The phone on the left is my iPhone 6 Plus, which I was using with KDDI AU until Saturday. The phone on the right is my new iPhone 7 plus, which uses the Softbank carrier to which I switched when I upgraded.
Everybody – the sales person, friends, and the technician at the service center I visited the day after purchase (Apple service center inside Bic Camera at Hachioji, Tokyo station) all agree that the iPhone 7 Plus is not not “25% brighter.” It is not “noticeably more brilliant and vibrant.” it is actually dimmer than the iPhone 6 Plus. And the whites are not as white.
We did try an exchange with a new iPhone 7 Plus at the service center last week, but both the technician and I agreed the exchange unit was even dimmer than the one I brought in. So we did not make the exchange. That made me wonder if this is a general problem with the new iPhone 7 Plus.

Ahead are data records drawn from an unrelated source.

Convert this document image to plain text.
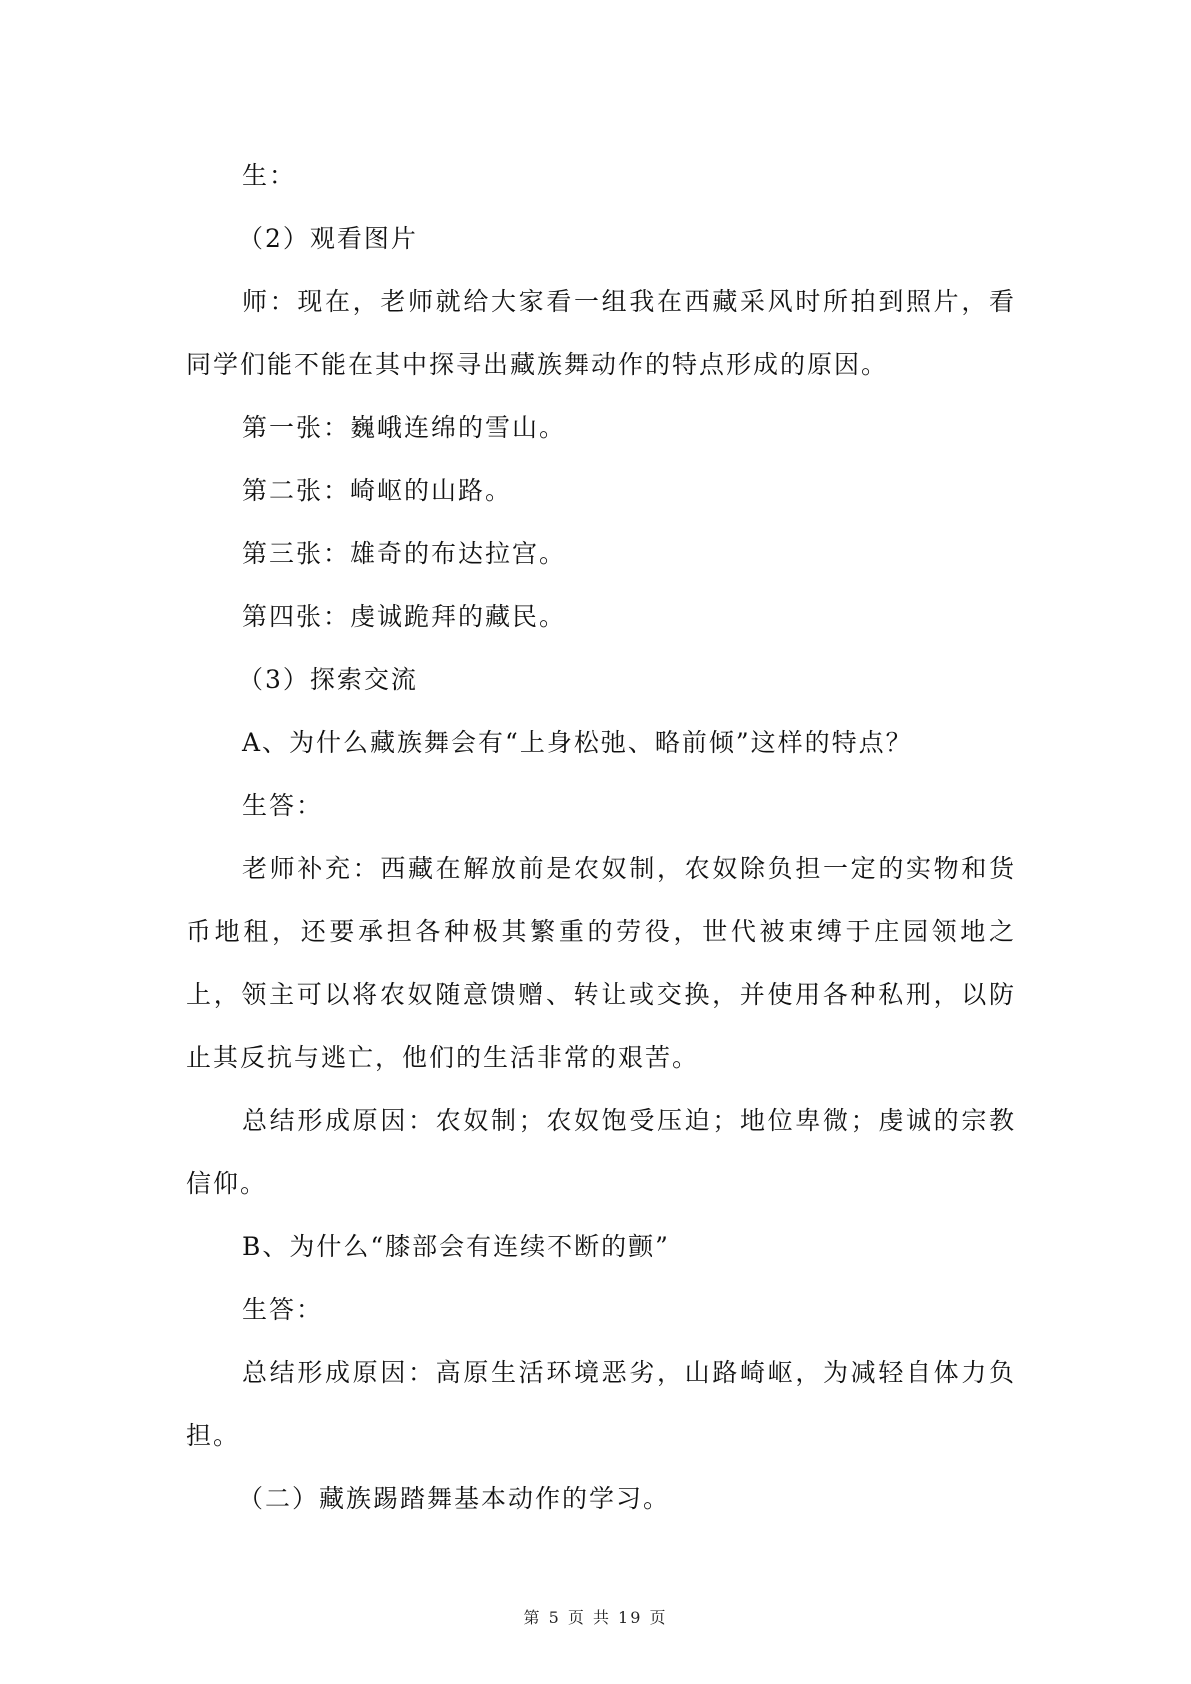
生：

（2）观看图片

师：现在，老师就给大家看一组我在西藏采风时所拍到照片，看同学们能不能在其中探寻出藏族舞动作的特点形成的原因。

第一张：巍峨连绵的雪山。

第二张：崎岖的山路。

第三张：雄奇的布达拉宫。

第四张：虔诚跪拜的藏民。

（3）探索交流

A、为什么藏族舞会有“上身松弛、略前倾”这样的特点？

生答：

老师补充：西藏在解放前是农奴制，农奴除负担一定的实物和货币地租，还要承担各种极其繁重的劳役，世代被束缚于庄园领地之上，领主可以将农奴随意馈赠、转让或交换，并使用各种私刑，以防止其反抗与逃亡，他们的生活非常的艰苦。

总结形成原因：农奴制；农奴饱受压迫；地位卑微；虔诚的宗教信仰。

B、为什么“膝部会有连续不断的颤”

生答：

总结形成原因：高原生活环境恶劣，山路崎岖，为减轻自体力负担。

（二）藏族踢踏舞基本动作的学习。

第 5 页 共 19 页
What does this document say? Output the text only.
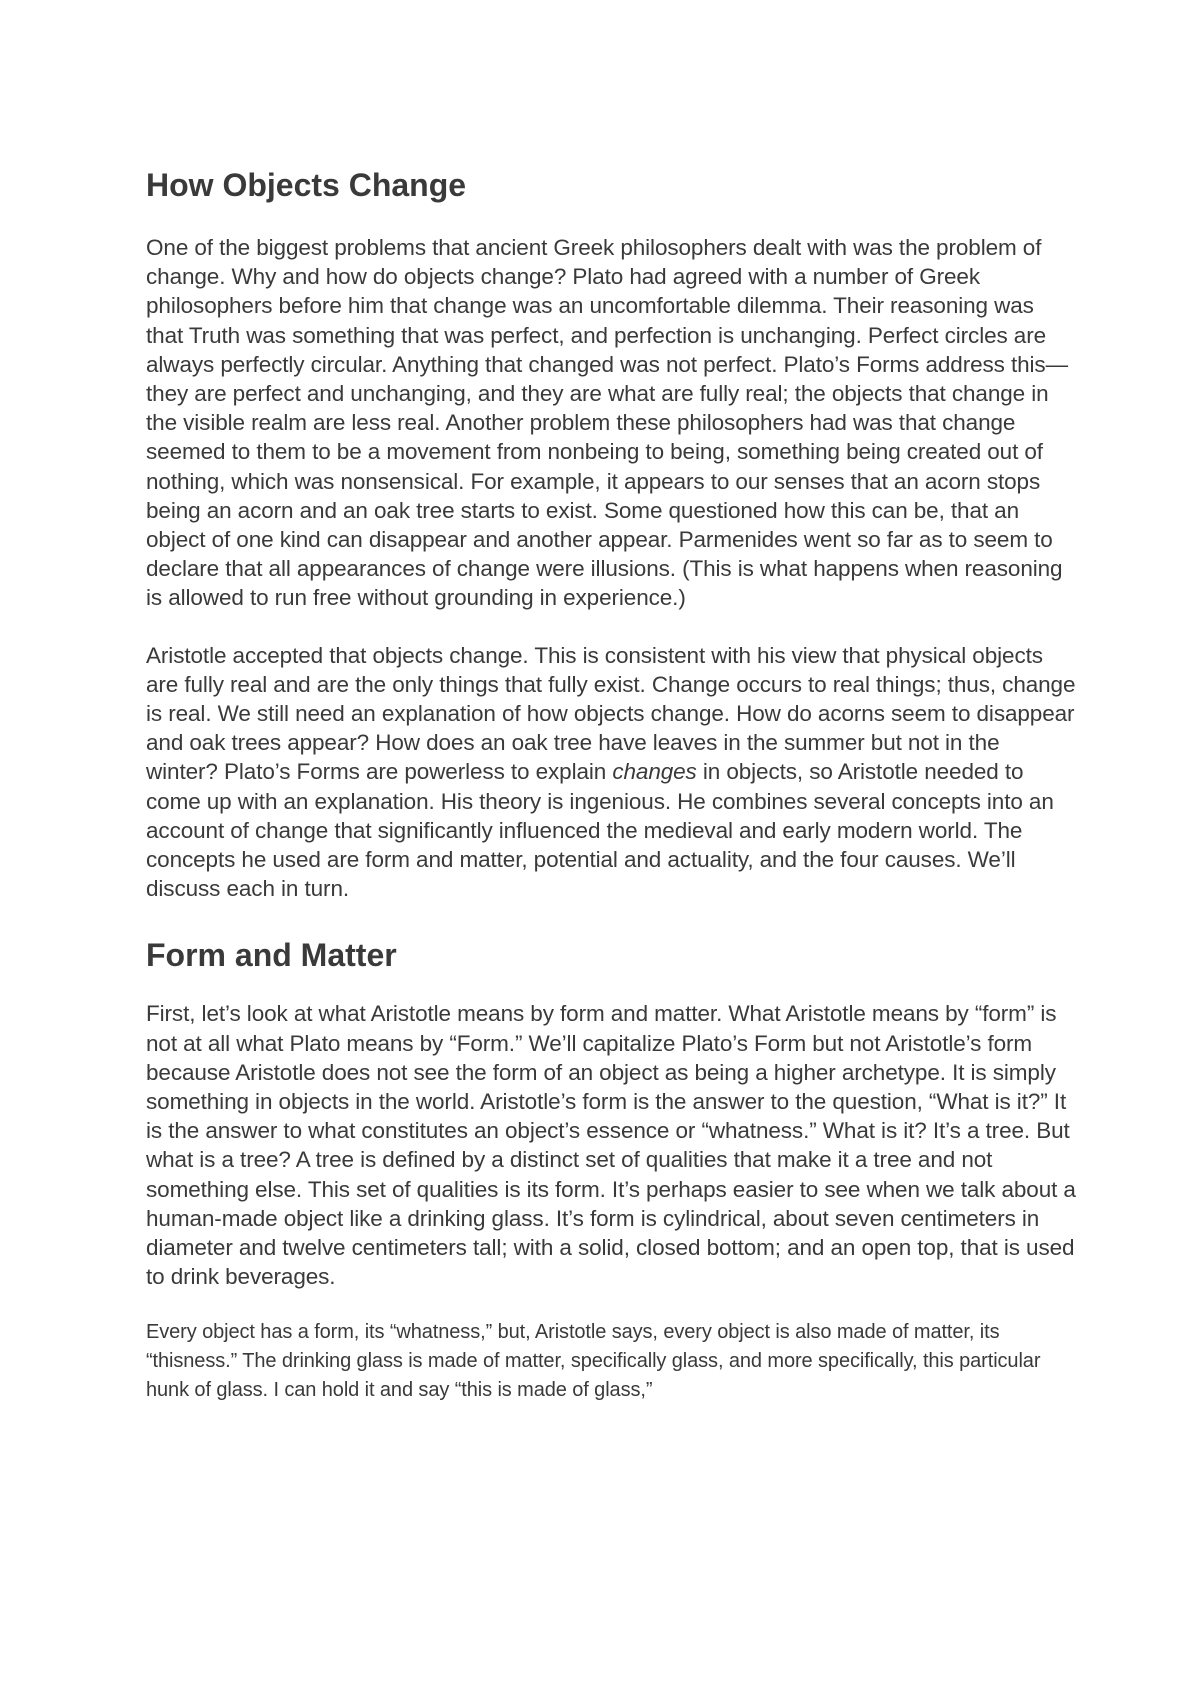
How Objects Change

One of the biggest problems that ancient Greek philosophers dealt with was the problem of change. Why and how do objects change? Plato had agreed with a number of Greek philosophers before him that change was an uncomfortable dilemma. Their reasoning was that Truth was something that was perfect, and perfection is unchanging. Perfect circles are always perfectly circular. Anything that changed was not perfect. Plato’s Forms address this—they are perfect and unchanging, and they are what are fully real; the objects that change in the visible realm are less real. Another problem these philosophers had was that change seemed to them to be a movement from nonbeing to being, something being created out of nothing, which was nonsensical. For example, it appears to our senses that an acorn stops being an acorn and an oak tree starts to exist. Some questioned how this can be, that an object of one kind can disappear and another appear. Parmenides went so far as to seem to declare that all appearances of change were illusions. (This is what happens when reasoning is allowed to run free without grounding in experience.)

Aristotle accepted that objects change. This is consistent with his view that physical objects are fully real and are the only things that fully exist. Change occurs to real things; thus, change is real. We still need an explanation of how objects change. How do acorns seem to disappear and oak trees appear? How does an oak tree have leaves in the summer but not in the winter? Plato’s Forms are powerless to explain changes in objects, so Aristotle needed to come up with an explanation. His theory is ingenious. He combines several concepts into an account of change that significantly influenced the medieval and early modern world. The concepts he used are form and matter, potential and actuality, and the four causes. We’ll discuss each in turn.

Form and Matter

First, let’s look at what Aristotle means by form and matter. What Aristotle means by “form” is not at all what Plato means by “Form.” We’ll capitalize Plato’s Form but not Aristotle’s form because Aristotle does not see the form of an object as being a higher archetype. It is simply something in objects in the world. Aristotle’s form is the answer to the question, “What is it?” It is the answer to what constitutes an object’s essence or “whatness.” What is it? It’s a tree. But what is a tree? A tree is defined by a distinct set of qualities that make it a tree and not something else. This set of qualities is its form. It’s perhaps easier to see when we talk about a human-made object like a drinking glass. It’s form is cylindrical, about seven centimeters in diameter and twelve centimeters tall; with a solid, closed bottom; and an open top, that is used to drink beverages.

Every object has a form, its “whatness,” but, Aristotle says, every object is also made of matter, its “thisness.” The drinking glass is made of matter, specifically glass, and more specifically, this particular hunk of glass. I can hold it and say “this is made of glass,”
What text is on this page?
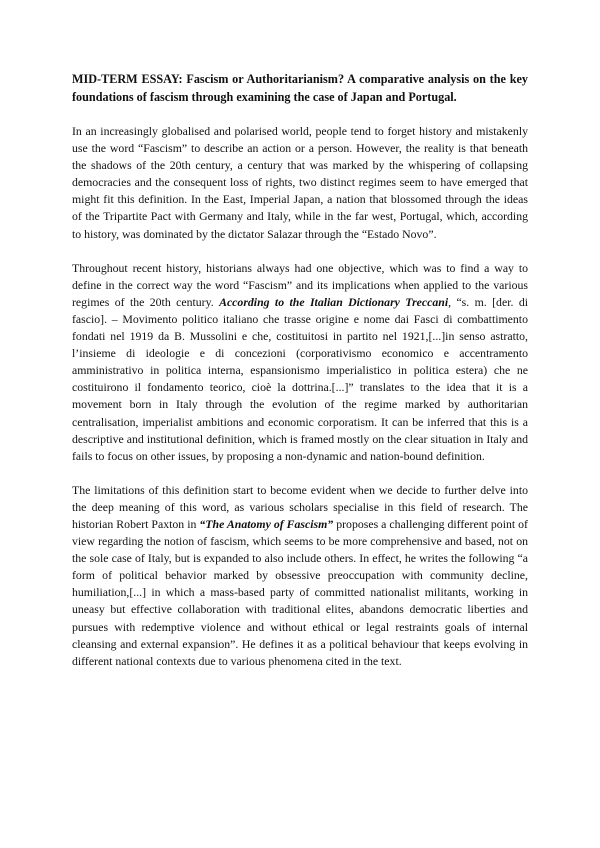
MID-TERM ESSAY: Fascism or Authoritarianism? A comparative analysis on the key foundations of fascism through examining the case of Japan and Portugal.

In an increasingly globalised and polarised world, people tend to forget history and mistakenly use the word “Fascism” to describe an action or a person. However, the reality is that beneath the shadows of the 20th century, a century that was marked by the whispering of collapsing democracies and the consequent loss of rights, two distinct regimes seem to have emerged that might fit this definition. In the East, Imperial Japan, a nation that blossomed through the ideas of the Tripartite Pact with Germany and Italy, while in the far west, Portugal, which, according to history, was dominated by the dictator Salazar through the “Estado Novo”.

Throughout recent history, historians always had one objective, which was to find a way to define in the correct way the word “Fascism” and its implications when applied to the various regimes of the 20th century. According to the Italian Dictionary Treccani, “s. m. [der. di fascio]. – Movimento politico italiano che trasse origine e nome dai Fasci di combattimento fondati nel 1919 da B. Mussolini e che, costituitosi in partito nel 1921,[...]in senso astratto, l’insieme di ideologie e di concezioni (corporativismo economico e accentramento amministrativo in politica interna, espansionismo imperialistico in politica estera) che ne costituirono il fondamento teorico, cioè la dottrina.[...]” translates to the idea that it is a movement born in Italy through the evolution of the regime marked by authoritarian centralisation, imperialist ambitions and economic corporatism. It can be inferred that this is a descriptive and institutional definition, which is framed mostly on the clear situation in Italy and fails to focus on other issues, by proposing a non-dynamic and nation-bound definition.

The limitations of this definition start to become evident when we decide to further delve into the deep meaning of this word, as various scholars specialise in this field of research. The historian Robert Paxton in “The Anatomy of Fascism” proposes a challenging different point of view regarding the notion of fascism, which seems to be more comprehensive and based, not on the sole case of Italy, but is expanded to also include others. In effect, he writes the following “a form of political behavior marked by obsessive preoccupation with community decline, humiliation,[...] in which a mass-based party of committed nationalist militants, working in uneasy but effective collaboration with traditional elites, abandons democratic liberties and pursues with redemptive violence and without ethical or legal restraints goals of internal cleansing and external expansion”. He defines it as a political behaviour that keeps evolving in different national contexts due to various phenomena cited in the text.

Just before, “Michael” called to tell me that’s “just the way they are.” This Michael person is trying to claim that the iPhone 7 Plus might not look brighter but it really is. That makes no sense at all. Your advertising says it is supposed to be “noticeably more brilliant and vibrant.” If you can’t see it how can be be “noticeably more brilliant and vibrant”? And Michael refuses to help and says there is nobody else at Apple I can talk to about it and it’s not Apple’s responsibility since I bought it from my carrier.
Obviously that is not acceptable. The carrier says it’s Apple’s responsibility. And I agree. You are advertising something that isn’t true.
I think even you will agree that the iPhone 6 Plus on the left is brighter, and the whites more white, than the iPhone 7 Plus on the right, which is clearly dimmer.
I hope you respond, and help, but I am despairing of Apple assisting. If the iPhone 7 Plus is not as advertised – and that seems to be the case – I want Apple’s assistance in reversing everything with the carrier, Softbank. Softbank won’t help; they say there are no returns allowed and that it is an Apple problem.
After all these decades of being a loyal Apple customer I can’t tell you how disappointed I am to be brushed off like this.
I suppose if Apple refuses to help the next stop would be the Japan consumer affairs agency. But I am hoping you intercede first.